Egyptian warplanes killed 25 Islamist militants in North Sinai on Saturday after launching a series of airstrikes, secturit sources state, as the Egyptian President visited the province after a major escalation of the conflict there.
The sources said the air strikes hit militant targets near the town of Sheikh Zuweid, destroying weapons and explosives caches.
They also said security forces had found about half a tonne of explosives in a tunnel on the border between the Sinai and Gaza.
Egyptian President Abdel Fattah al-Sisi inspected soldiers and police in El-Arish, the provincial capital, on Saturday, the presidency said in statement.
Sisi, dressed in military garb for the first time since becoming president just over a year ago, told troops at least 200 militants had been killed in the fighting in recent days, but added: "For me to say that things are under control is not enough, things are totally stable."
"I tell Egyptians ... the size of forces here (in Sinai) is one percent of Egypt's army."
Militants launched a coordinated assault on military checkpoints in North Sinai on Wednesday, leading to day-long fighting which left more than 100 militants and 17 soldiers dead, the army said.
Egyptian air strikes killed 23 Islamist militants the next day, security sources said. Hours after Sisi's speech in El-Arish, Sinai Province said in a statement posted on Twitter it had attacked two army vehicles with two bombs in the area of Sheikh Zuweid.
Reuters could not verify the authenticity of the statement.
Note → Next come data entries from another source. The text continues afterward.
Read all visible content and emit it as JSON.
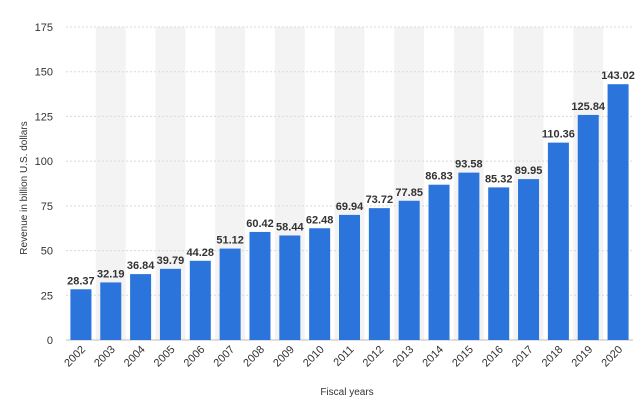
{
  "chart_data": {
    "type": "bar",
    "categories": [
      "2002",
      "2003",
      "2004",
      "2005",
      "2006",
      "2007",
      "2008",
      "2009",
      "2010",
      "2011",
      "2012",
      "2013",
      "2014",
      "2015",
      "2016",
      "2017",
      "2018",
      "2019",
      "2020"
    ],
    "values": [
      28.37,
      32.19,
      36.84,
      39.79,
      44.28,
      51.12,
      60.42,
      58.44,
      62.48,
      69.94,
      73.72,
      77.85,
      86.83,
      93.58,
      85.32,
      89.95,
      110.36,
      125.84,
      143.02
    ],
    "data_labels": [
      "28.37",
      "32.19",
      "36.84",
      "39.79",
      "44.28",
      "51.12",
      "60.42",
      "58.44",
      "62.48",
      "69.94",
      "73.72",
      "77.85",
      "86.83",
      "93.58",
      "85.32",
      "89.95",
      "110.36",
      "125.84",
      "143.02"
    ],
    "xlabel": "Fiscal years",
    "ylabel": "Revenue in billion U.S. dollars",
    "ylim": [
      0,
      175
    ],
    "yticks": [
      "0",
      "25",
      "50",
      "75",
      "100",
      "125",
      "150",
      "175"
    ],
    "grid": true,
    "bar_color": "#2a74dc",
    "band_color": "#f3f3f3"
  }
}
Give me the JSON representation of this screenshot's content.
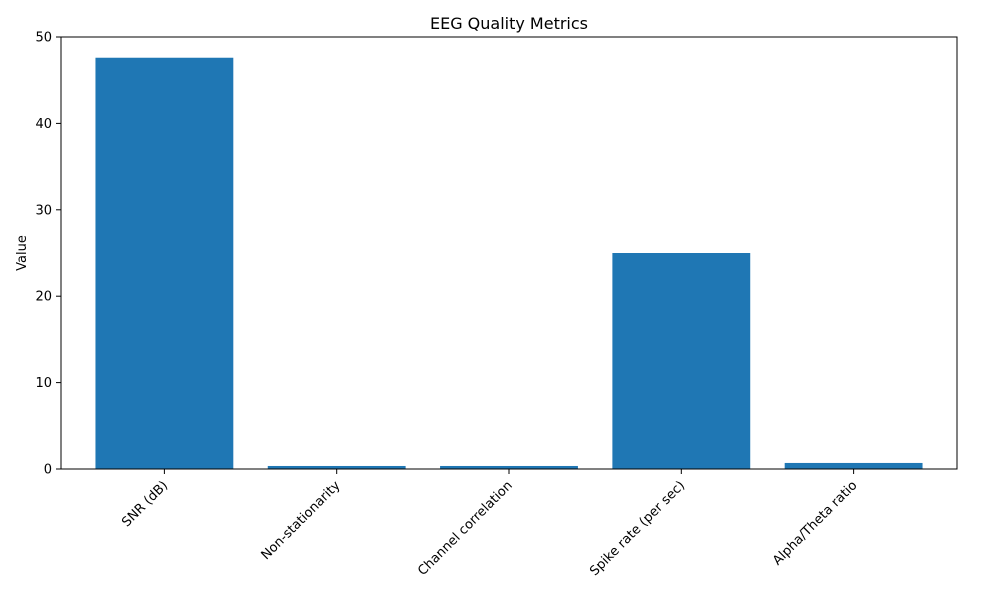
{
  "chart_data": {
    "type": "bar",
    "title": "EEG Quality Metrics",
    "xlabel": "",
    "ylabel": "Value",
    "categories": [
      "SNR (dB)",
      "Non-stationarity",
      "Channel correlation",
      "Spike rate (per sec)",
      "Alpha/Theta ratio"
    ],
    "values": [
      47.6,
      0.35,
      0.35,
      25.0,
      0.7
    ],
    "ylim": [
      0,
      50
    ],
    "yticks": [
      0,
      10,
      20,
      30,
      40,
      50
    ],
    "bar_color": "#1f77b4",
    "grid": false,
    "legend": "none"
  }
}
Security and medical sources said two people had been killed and one wounded when a rocket-propelled grenade, fired at security forces, hit a house in Sheikh Zuweid.
North Sinai is the epicentre of an insurgency in which an Islamic State-affiliated group called Sinai Province is most active. The Sinai Peninsula borders the Gaza Strip, Israel and the Suez Canal.
The insurgency, aimed at toppling the Cairo government, has intensified since the army ousted Islamist president Mohamed Morsi after mass protests against his rule in 2013.
Government officials have accused Morsi's Muslim Brotherhood of being linked to the recent Sinai attacks and a Cairo bomb that killed Egypt's top public prosecutor on Monday. The Brotherhood denies any involvement in violence.
"There is a clear coordination and synchronisation in all of the attacks recently carried out between the Brotherhood and its allies and affiliates," the Foreign Ministry said in a statement on Saturday.
On Friday, Sinai Province said in a statement posted on Twitter by supporters it had launched three Grad rockets towards "occupied Palestine". Reuters could not immediately verify the authenticity of the statements.
An Israeli military source said the rockets landed in Israel without causing any casualties and had been fired from Sinai.